The storyline in Zot! really evolves. The basic premise is a teenage girl, Jenny, who meets a guy from another dimension. He is a super-positive, invincible super lad from a world of clean high technology and general mellowness. The badguys there are over-the-top villains whose occassional exuberant presence is more of an excuse for Zot! to have some fun and for the citizens to watch him doing so and have fun themselves rather than ever being a real threat. The early episodes concentrated on Zot battling the badguys, but the real theme was the difference between our earth and Zot's, especially as seen through the earth girl's eyes. This theme became more and more central until the final 8 issues, where Zot becomes stranded on earth and the whole series focuses on the lives of Jenny and her friends.
I don't remember my impressions too well when I was reading them at the time. I think they just flowed one after the other.

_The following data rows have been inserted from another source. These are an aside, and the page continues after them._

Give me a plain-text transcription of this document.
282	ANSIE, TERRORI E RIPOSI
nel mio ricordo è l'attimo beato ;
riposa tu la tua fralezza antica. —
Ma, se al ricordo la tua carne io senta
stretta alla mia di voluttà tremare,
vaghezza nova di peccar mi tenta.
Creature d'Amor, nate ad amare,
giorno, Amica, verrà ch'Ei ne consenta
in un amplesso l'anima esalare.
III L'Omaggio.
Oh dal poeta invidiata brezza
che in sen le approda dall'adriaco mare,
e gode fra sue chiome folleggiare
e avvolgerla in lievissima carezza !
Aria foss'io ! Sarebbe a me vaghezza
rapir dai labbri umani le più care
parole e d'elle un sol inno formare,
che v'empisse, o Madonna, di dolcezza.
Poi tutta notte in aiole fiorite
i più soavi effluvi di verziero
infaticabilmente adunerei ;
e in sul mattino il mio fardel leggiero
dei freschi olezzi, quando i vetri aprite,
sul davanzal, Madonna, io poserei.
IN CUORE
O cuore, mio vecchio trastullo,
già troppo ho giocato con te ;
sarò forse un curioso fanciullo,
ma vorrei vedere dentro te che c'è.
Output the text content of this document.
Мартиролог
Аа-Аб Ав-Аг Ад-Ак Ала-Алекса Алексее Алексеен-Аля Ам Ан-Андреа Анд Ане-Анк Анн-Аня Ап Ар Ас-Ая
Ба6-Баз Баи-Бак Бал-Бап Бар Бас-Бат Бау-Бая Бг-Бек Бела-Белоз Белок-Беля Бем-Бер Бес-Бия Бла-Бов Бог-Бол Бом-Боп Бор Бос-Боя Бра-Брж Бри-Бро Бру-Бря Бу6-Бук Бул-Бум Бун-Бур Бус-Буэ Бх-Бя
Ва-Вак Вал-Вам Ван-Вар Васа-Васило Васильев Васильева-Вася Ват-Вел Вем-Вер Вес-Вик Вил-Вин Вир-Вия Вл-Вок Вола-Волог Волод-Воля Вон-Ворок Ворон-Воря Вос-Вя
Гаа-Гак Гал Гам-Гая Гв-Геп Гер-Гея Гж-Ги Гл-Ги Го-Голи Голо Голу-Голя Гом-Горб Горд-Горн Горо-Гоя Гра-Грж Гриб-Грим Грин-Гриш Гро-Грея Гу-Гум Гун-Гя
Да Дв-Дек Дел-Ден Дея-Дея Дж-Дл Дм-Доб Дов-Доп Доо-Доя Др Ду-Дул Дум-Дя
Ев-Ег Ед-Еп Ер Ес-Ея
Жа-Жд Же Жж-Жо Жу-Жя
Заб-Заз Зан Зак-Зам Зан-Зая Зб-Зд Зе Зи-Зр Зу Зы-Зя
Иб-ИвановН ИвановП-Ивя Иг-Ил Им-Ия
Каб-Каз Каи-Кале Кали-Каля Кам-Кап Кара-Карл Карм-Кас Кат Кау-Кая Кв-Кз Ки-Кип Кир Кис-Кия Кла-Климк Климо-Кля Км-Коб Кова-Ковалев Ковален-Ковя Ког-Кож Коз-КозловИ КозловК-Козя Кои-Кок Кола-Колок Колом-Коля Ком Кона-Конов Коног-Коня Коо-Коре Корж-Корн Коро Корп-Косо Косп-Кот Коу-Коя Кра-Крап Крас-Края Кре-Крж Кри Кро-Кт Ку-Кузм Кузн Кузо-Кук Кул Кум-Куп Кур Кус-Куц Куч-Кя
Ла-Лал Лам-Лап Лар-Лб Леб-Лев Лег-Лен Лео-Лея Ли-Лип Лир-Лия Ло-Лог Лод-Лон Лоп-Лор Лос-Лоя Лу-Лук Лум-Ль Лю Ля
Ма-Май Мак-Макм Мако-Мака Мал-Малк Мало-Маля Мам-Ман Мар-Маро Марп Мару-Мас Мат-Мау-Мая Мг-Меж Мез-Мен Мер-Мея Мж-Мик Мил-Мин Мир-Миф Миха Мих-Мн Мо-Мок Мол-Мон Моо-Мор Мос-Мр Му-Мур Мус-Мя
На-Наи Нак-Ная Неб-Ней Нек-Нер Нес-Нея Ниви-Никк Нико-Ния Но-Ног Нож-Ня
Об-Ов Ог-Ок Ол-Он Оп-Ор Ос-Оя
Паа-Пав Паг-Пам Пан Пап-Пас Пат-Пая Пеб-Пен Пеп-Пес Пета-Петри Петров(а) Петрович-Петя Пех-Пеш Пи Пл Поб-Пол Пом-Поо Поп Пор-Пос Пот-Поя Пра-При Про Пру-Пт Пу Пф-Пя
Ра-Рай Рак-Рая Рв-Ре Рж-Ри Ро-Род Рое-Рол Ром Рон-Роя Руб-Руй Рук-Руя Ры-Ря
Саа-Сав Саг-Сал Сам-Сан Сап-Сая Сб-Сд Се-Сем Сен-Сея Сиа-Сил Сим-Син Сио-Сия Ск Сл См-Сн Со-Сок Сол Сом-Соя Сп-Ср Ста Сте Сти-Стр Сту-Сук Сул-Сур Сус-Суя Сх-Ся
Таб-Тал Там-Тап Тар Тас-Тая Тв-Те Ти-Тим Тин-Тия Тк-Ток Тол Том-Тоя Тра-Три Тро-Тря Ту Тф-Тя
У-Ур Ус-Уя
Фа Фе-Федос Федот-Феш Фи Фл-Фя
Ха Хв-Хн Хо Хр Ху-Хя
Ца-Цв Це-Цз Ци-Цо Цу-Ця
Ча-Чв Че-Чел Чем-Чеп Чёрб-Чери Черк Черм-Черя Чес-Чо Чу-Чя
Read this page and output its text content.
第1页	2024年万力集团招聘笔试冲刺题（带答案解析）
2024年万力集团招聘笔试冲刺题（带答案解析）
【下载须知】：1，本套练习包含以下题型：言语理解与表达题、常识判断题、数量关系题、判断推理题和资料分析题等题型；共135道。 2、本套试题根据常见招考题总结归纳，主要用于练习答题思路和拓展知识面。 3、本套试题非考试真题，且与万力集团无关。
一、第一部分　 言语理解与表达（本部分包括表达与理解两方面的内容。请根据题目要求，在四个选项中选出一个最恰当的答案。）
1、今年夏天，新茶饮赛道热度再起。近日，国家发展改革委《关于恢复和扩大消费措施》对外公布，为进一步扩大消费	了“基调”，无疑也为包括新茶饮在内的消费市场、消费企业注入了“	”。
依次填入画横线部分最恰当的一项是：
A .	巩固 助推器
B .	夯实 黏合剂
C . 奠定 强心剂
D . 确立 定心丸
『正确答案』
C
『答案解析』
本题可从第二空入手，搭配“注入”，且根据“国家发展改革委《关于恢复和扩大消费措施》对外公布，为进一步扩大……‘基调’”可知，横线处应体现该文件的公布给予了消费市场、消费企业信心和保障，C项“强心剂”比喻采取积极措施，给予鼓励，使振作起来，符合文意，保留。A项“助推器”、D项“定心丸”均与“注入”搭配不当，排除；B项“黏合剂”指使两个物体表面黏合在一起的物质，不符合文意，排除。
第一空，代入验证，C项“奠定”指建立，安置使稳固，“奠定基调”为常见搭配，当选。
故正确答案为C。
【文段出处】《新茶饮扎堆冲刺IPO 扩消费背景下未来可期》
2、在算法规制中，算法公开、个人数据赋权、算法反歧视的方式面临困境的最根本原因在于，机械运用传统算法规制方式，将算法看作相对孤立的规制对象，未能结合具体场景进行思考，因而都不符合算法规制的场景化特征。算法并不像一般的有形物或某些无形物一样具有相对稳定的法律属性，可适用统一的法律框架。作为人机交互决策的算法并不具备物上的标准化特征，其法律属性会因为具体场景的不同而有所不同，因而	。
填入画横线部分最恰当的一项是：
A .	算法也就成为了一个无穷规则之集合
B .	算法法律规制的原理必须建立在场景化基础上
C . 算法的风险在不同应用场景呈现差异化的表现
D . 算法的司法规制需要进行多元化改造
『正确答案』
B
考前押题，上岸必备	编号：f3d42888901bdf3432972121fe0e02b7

I was reading so many comics back then that I didn't really take the time to scrutinize them critically. I just kept reading them if I liked them. Re-reading them now, along with Scott McCloud's commentaries after each story arc, I see how he was really struggling against the genre Zot! was constructed around. He wanted to tell stories about real people and their real life problems but he had this super boy from a perfect world constantly hanging around. I found that he actually works really well as a foil to help emphasize the themes of imperfection and frustration in our own world. Sometimes, the real world stories get a bit maudlin and self-involved (they are all teenagers after all), so it's also nice to have a bit of superhero and otherworldly action every now and then.
The later stories that take place on earth center around Jenny and her friends, who are the geeks and misfits of their high school. There is a lot of subtle and not so subtle pride in their depiction. There is a two-part issue that tackles homosexuality and homophobia that was quite advanced for its time. I just like the depiction of the various geeks and the scenes of them playing their homemade roleplaying game are really great. I wish he had spent a bit more time on some of the side characters from the geek group, as they were quite intriguing. There was one fat, asian kid who was super smart but always got D's. It's revealed in passing that he is secretly gay and that it is his goal to always get exactly D's because getting straight A's would be too easy for him. I would have liked to have seen his character explored more.
Zot! is a true classic from the Black & White explosion era of comics, when they took their first steps to moving out of the superhero realm. I was really grateful to be able to reread them all together and in order. There are many other great comics from that period that deserved to be rescued and repackaged in a beautiful format, with the author's comments, but not all of the artists and writers of that period achieved the success of McCloud.
If you want to get a taste of the Zot! comic, you can read an online one that McCloud did. He is experimenting here with online comics (it's entirely vertical), which is cool in and of itself, but the story captures the feeling and energy of the original Zot! stories that were more focused on Zot! saving his planet. Check out "
Hearts and Minds" here.
5 comments:
I love the covers!
Thanks for the link. I don't think I'd ever buy them but I'l certainly reading them online.
Excellent review. I'm pretty excited btw- one of the reasons I finally picked up Zot! is because McCloud may be coming to our school this year, and even keynoting the film fest we're organizing! w00t!
Wow, it is the year of the Zot! I don't even remember these comics from when they originally came out. Although from the covers at first glance I thought they were something from Rip Off Press.
McCloud coming to your school! That would be awesome.